RaB. 3 : Teror
Dua setengah tahun yang lalu.
Hujan masih turun deras saat itu, begitupun dengan tangisan yang tersembunyi di wajah putih Syerin. Namun kaki gadis itu tak sanggup lagi berlari, setelah langkahnya terhenti kala terhalangi oleh tubuh tinggi seorang laki-laki dengan jas hujan birunya.
Laki-laki itu kemudian berbicara, "Hujannya deras, seharusnya kau berteduh."
Syerin hanya diam. Sementara suara petir mulai terdengar.
"Bagaimana kalau kita berteduh sebentar?"
"...."
Merasa tidak diacuhkan, laki-laki itu berdecak. Lalu tanpa aba-aba ia menarik tangan Syerin, membuat gadis itu tersentak kaget dan mengikuti arah kakinya melangkah. Akhirnya, mereka berhenti di bawah sebuah halte yang sepi.

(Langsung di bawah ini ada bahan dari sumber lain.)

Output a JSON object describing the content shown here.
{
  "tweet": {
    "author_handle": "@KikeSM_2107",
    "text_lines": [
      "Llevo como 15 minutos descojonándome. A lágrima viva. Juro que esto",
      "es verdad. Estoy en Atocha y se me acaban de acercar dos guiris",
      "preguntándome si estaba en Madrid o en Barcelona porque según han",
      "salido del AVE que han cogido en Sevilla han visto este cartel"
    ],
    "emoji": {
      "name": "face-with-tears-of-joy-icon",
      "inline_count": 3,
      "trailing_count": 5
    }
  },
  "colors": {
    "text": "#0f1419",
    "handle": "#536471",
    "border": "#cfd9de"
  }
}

"Maaf langsung menarikmu tadi. Kau hanya diam berdiri di sana sementara saat ini hujannya sangat deras." ucap laki-laki itu dengan suara yang cukup keras; agar bisa terdengar di bawah hujan. Tangannya menggaruk tengkuknya yang tak gatal, merutuki diri sendiri karena seenaknya menarik tangan seorang gadis seakan-akan dia bukanlah orang asing.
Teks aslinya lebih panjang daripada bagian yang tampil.